Most people think about making sure Google can find their important pages, but it’s easy to forget that there are likely pages you don’t want Googlebot to find. These might include things like old URLs that have thin content, duplicate URLs (such as sort-and-filter parameters for e-commerce), special promo code pages, staging or test pages, and so on.
Now that we know what indexing and crawling are, let’s talk about how search engine corporations, like Google, go on to improve their rankings.
How the Quality of Search Results is Checked
Most major search engines have a human-powered relevance measurement system which acts as an oracle for completeness and correctness. It also lets you measure how good you are relative to your competitors. It usually works something like this:
- Generate a sample of a few thousand search queries that users issue on your search engine. The idea here is to get a representative sample of the searches that you want to be able to do a good job at.
- Issue those search queries on your search engine and extract the top few results. Also extract results for the same queries for each of the competitors that you care about.
- Train a set of human raters to rate the quality of these results. At the very least, this rating process involves following a set of guidelines which define what an excellent/average/bad search result is. Usually, it’s much more nuanced than that and the raters are trained to rate the searches and results based on a bunch of different factors.
- Repeat the “extract results - rate results” step after regular intervals to ensure you have the freshest set of results and the ratings for these.
This kind of a human-powered relevance measurement system gives you an oracle of what the best results for the representative set of search queries are. This data helps search engines in a bunch of ways, including:
- You can calculate the same quality metric for your competitors and see how good they are and how they compare against you.
- You can also calculate this quality metric on various segments of your search query set (e.g. news searches vs. navigational searches vs. local intent searches etc.) and see how each of these segments perform. These tell you what your strengths and weaknesses are. E.g. you might see from this that you consistently underperform for “news” searches compared to your competitors. Going with the stock market analogy, this is similar to a stock index which tracks a specific sector of companies such as the NASDAQ-100 Technology Sector Index.
- The quality metric lets you see how you improve over time as you update your search ranking algorithms. It also lets you see how your competitors improve over time.

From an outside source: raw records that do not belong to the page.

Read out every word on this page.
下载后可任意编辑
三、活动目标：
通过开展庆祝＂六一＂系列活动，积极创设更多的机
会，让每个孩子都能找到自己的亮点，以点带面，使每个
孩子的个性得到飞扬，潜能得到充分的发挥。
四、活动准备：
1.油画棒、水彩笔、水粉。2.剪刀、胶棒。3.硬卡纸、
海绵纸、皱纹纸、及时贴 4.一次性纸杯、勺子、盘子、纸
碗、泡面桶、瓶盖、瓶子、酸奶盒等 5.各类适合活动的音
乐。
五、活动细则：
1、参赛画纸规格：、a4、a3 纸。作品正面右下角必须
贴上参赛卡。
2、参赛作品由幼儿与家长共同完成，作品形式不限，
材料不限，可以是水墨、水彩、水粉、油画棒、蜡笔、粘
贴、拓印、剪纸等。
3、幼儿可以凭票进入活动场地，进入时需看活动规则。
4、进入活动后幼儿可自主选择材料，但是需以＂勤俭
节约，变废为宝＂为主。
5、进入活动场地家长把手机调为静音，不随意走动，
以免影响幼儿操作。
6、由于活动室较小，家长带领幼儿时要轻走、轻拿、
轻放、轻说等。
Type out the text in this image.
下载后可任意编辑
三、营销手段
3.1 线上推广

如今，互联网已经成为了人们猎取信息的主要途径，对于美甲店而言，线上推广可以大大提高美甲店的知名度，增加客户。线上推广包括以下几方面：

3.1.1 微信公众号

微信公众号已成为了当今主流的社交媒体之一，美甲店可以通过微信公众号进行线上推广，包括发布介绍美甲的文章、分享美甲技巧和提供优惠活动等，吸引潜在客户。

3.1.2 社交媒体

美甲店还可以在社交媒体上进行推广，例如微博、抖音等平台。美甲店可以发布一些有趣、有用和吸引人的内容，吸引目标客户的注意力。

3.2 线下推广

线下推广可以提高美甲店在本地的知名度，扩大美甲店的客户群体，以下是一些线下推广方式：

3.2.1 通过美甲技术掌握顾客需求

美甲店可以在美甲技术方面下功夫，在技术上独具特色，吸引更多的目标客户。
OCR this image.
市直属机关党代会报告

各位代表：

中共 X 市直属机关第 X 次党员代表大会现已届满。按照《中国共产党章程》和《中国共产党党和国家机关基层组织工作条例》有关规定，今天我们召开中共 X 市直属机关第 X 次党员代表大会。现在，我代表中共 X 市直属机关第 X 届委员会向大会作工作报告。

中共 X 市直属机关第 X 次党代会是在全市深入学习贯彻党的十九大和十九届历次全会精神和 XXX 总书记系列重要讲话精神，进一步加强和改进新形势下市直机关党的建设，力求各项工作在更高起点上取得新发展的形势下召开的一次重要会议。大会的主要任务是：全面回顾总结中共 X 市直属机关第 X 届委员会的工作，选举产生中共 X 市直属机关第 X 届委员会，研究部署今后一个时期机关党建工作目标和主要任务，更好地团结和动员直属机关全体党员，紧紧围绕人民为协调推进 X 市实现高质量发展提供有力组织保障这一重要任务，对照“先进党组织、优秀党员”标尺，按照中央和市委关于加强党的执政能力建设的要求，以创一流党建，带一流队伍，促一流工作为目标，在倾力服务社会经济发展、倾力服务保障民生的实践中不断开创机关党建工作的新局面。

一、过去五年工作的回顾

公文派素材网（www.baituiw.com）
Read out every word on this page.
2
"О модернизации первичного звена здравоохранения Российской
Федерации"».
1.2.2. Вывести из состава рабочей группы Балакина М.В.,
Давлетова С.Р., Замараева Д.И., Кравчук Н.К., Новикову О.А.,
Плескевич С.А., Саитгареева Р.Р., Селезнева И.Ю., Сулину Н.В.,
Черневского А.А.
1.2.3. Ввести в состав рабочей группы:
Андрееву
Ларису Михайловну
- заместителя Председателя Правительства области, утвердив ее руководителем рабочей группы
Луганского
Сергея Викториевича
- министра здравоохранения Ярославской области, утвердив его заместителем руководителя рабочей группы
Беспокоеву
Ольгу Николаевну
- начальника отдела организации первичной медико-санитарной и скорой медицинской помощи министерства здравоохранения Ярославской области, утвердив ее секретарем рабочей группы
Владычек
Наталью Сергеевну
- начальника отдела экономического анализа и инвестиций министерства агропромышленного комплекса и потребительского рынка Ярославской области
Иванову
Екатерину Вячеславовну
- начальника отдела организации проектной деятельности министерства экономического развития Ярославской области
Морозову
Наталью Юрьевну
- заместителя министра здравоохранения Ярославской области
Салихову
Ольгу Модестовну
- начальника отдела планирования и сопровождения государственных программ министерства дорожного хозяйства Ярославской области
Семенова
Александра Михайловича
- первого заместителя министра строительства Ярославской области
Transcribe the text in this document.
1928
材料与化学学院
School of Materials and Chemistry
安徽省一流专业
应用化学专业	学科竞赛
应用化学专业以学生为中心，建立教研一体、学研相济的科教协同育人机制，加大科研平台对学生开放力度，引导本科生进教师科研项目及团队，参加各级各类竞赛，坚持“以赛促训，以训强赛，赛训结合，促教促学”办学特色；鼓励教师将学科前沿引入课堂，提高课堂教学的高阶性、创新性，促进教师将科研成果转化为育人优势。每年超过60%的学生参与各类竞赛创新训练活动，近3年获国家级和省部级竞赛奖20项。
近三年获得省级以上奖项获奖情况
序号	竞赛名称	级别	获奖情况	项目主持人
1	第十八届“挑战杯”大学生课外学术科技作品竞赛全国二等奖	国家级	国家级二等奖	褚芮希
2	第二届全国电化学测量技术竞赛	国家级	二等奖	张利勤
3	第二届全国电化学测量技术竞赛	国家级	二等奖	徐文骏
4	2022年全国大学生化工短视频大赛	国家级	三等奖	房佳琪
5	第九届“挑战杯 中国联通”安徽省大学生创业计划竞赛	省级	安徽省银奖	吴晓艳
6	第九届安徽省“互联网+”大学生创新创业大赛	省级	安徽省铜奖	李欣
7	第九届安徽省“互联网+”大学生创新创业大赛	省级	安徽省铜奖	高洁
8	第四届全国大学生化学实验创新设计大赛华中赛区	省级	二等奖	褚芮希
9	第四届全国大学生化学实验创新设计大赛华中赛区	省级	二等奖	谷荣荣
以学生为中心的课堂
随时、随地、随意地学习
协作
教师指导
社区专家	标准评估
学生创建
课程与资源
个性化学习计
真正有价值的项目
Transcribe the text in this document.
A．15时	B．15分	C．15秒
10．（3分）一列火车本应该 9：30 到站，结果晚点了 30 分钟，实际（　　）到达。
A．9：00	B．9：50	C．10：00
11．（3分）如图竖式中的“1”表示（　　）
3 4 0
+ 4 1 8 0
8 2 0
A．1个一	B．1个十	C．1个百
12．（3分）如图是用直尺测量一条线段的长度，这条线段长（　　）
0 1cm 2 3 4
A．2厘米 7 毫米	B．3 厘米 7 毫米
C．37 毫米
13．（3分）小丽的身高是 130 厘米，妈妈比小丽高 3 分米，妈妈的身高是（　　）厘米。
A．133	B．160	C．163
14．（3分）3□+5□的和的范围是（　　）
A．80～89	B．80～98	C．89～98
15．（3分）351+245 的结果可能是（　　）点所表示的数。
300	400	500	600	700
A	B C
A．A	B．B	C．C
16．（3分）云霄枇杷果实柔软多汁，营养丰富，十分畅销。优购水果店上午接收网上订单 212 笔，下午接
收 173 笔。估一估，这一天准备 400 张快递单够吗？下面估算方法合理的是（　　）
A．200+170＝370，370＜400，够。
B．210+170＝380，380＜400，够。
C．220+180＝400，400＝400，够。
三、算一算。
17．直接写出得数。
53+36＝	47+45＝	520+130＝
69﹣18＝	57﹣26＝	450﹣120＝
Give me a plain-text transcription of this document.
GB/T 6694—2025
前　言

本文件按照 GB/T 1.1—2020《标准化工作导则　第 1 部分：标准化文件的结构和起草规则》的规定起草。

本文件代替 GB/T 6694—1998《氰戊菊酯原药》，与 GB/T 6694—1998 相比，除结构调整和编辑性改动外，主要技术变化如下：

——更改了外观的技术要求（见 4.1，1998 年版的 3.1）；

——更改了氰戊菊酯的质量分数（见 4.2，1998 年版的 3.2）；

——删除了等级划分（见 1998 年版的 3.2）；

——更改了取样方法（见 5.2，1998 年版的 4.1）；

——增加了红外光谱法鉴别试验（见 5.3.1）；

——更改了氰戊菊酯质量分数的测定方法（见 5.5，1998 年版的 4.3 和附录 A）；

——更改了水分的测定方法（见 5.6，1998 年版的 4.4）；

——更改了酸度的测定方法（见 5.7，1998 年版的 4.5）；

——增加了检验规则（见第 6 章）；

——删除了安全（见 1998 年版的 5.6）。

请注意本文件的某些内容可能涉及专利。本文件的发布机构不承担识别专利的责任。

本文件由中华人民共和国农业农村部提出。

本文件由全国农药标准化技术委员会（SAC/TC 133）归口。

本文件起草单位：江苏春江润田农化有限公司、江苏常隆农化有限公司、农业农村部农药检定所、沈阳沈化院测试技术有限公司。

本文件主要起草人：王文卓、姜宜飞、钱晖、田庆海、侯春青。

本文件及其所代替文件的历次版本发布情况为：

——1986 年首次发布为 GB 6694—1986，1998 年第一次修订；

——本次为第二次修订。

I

- This data also serves as a really good training data for training and evaluating your ranking models. In layman’s terms, this means you build your search ranking algorithm in a way that it returns the higher rated results above the lower rated results for as many searches as possible.
- Using this rating data for ranking also helps make your search engine less “gameable” for SEO practitioners. E.g. Let’s say instead of human ratings, the search engine uses the number of clicks on a search result as a measure of how good a result is. A “click-based” system like this could be easily exploited for SEO, and websites could boost the rank of their (crappy) results just by paying lots of people to click on their result lots of times.
Google’s exact algorithm is a mystery and is going to remain this way for a long time, but this article should give you sufficient idea about how search engines find, interpret, store, and rank content.